The investigation reveals a similarity with the El Paso shooter in that, insofar as plans were made, they were not carried out with any care. A “high profile target list” was discovered, but the shooting was an apparently-impulsive one at a local garlic festival. No pattern in victim selection is apparent: FBI Agent Craig Fair reports that “[w]e have no reason to believe at this point he was targeting any protected characteristics or any class.” The shooter took the trouble to obtain a bulletproof vest, but left it at home.
There is very little personal information available about the shooter in the open sources. A teacher says he wasn’t one of the bad kids; he is said to have been quiet. He had brothers. His family is shocked. Assuming the truth of these reports, it appears that he kept his inner conflicts completely internal. He was so isolated emotionally that no one knew how angry he was inside.
Several recommendations fall out of this analysis.
- The only one of these shooters to have a fully-considered ideology focused on driving Americans apart. We are fulfilling his design if we move to attack one another rather than focusing on the specific threat he and his kind may pose.
- “His kind” is a fringe of a fringe: individuals neither part of a movement nor capable of forming a movement, connected if at all only by tenuous internet links. Because they are incapable of a movement or an organization they cannot by themselves pose an existential threat to the United States.
- For this reason, solutions should focus on the fringe aspect of this threat, rather than targeting the American population globally. For example, trying to restrict free speech so as to eliminate ‘hate speech’ targets Americans globally. Such a global imposition on American rights raises tensions between Americans, which works to fulfill the terrorist design. All solutions need to focus on the fringe.
- Gun control solutions especially should be local rather than state- or national-level. That is a specific wedge the terrorist in Christchurch wanted to drive, which he accurately saw as political high-explosive. Let America’s diverse views exist, rather than trying to impose a one-size-fits-all solution on the whole nation. That will disarm the political bomb he was attempting to light.
- Mental health solutions should focus on isolation. People draw whatever meaning they find in this world principally from their relationships. Those who have difficulty forming or sustaining relationships are the ones who are likely to lash out in this way. Finding ways to connect to the isolated will be more helpful than anything else. Identifying those who are incapable of human connection will identify the dangerous fringe from which these terrorists draw themselves.

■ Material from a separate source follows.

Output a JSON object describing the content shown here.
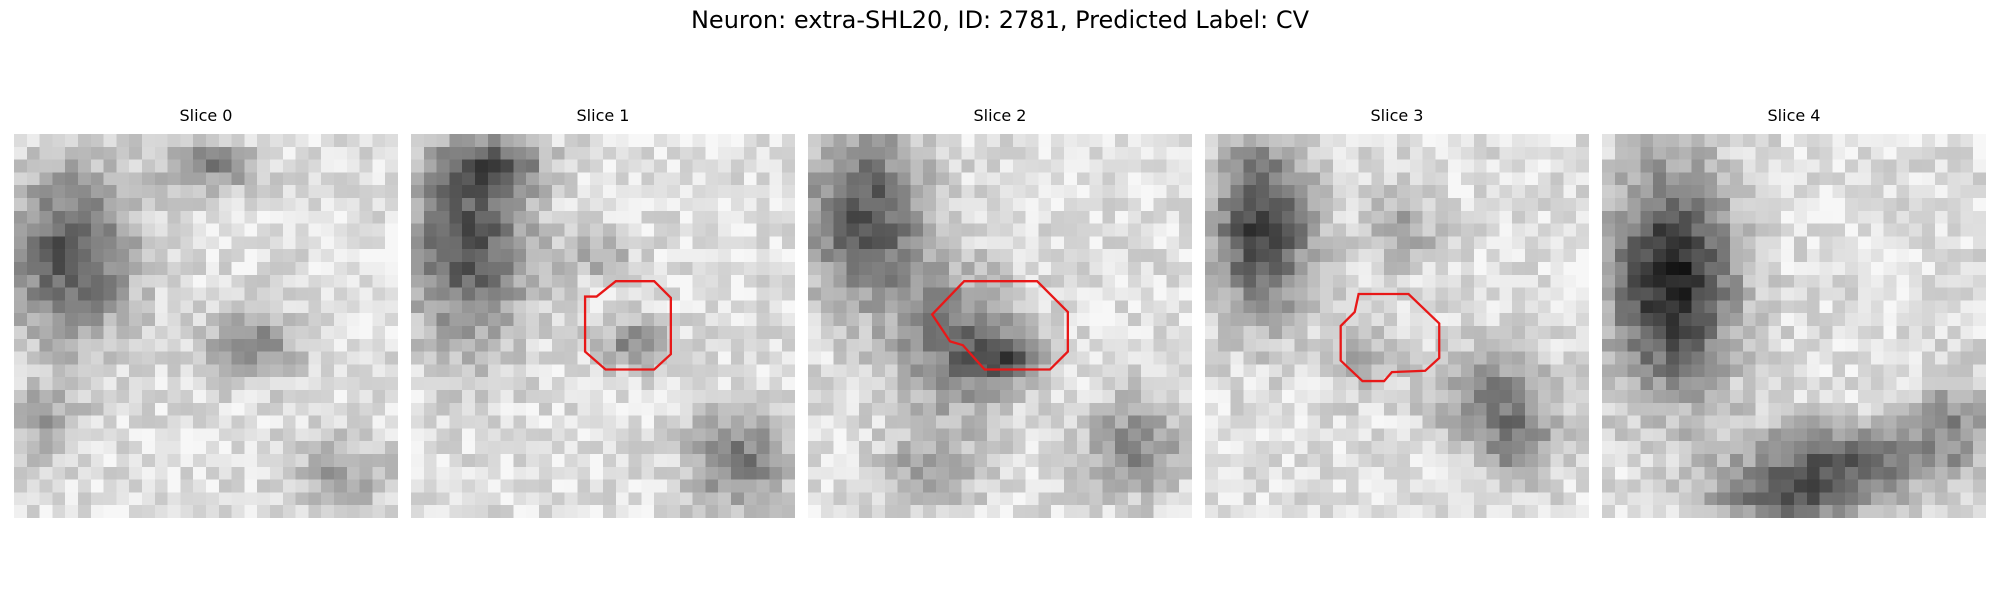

- Ideology can only be a solution in cases like Christchurch, where a clear ideology exists in the shooter. Engaging on ideology in other cases won’t help because ideology wasn’t what was really driving them. The Dayton shooter shows that: even where his ideology clearly opposed what he was doing, he did it anyway.
Those are my conclusions after a week of research. I hope they will be helpful to those who are trying to stop such things from continuing to occur.
* Strictly logically no society could ‘have contradictions,’ since contradictions cannot actually exist in the real world. To speak this way you have to adopt a less logical concept of ‘contradiction’ rooted in Hegel’s philosophy, as adapted by Marx. In Hegelian philosophy, contradictions of this sort are good, because they force a conflict in your mind that enables you to make the next leap to higher consciousness. For Marx, such conflicts were supposed to drive progress to higher levels of social organization. This doesn’t prove to work, because of the falsity of Marx’s assumption from Hegel that there was a pre-existing path of progress that merely needed to be realized. In fact that is not the case, thus forcing a ‘contradiction’ often just produces conflict and misery rather than progress.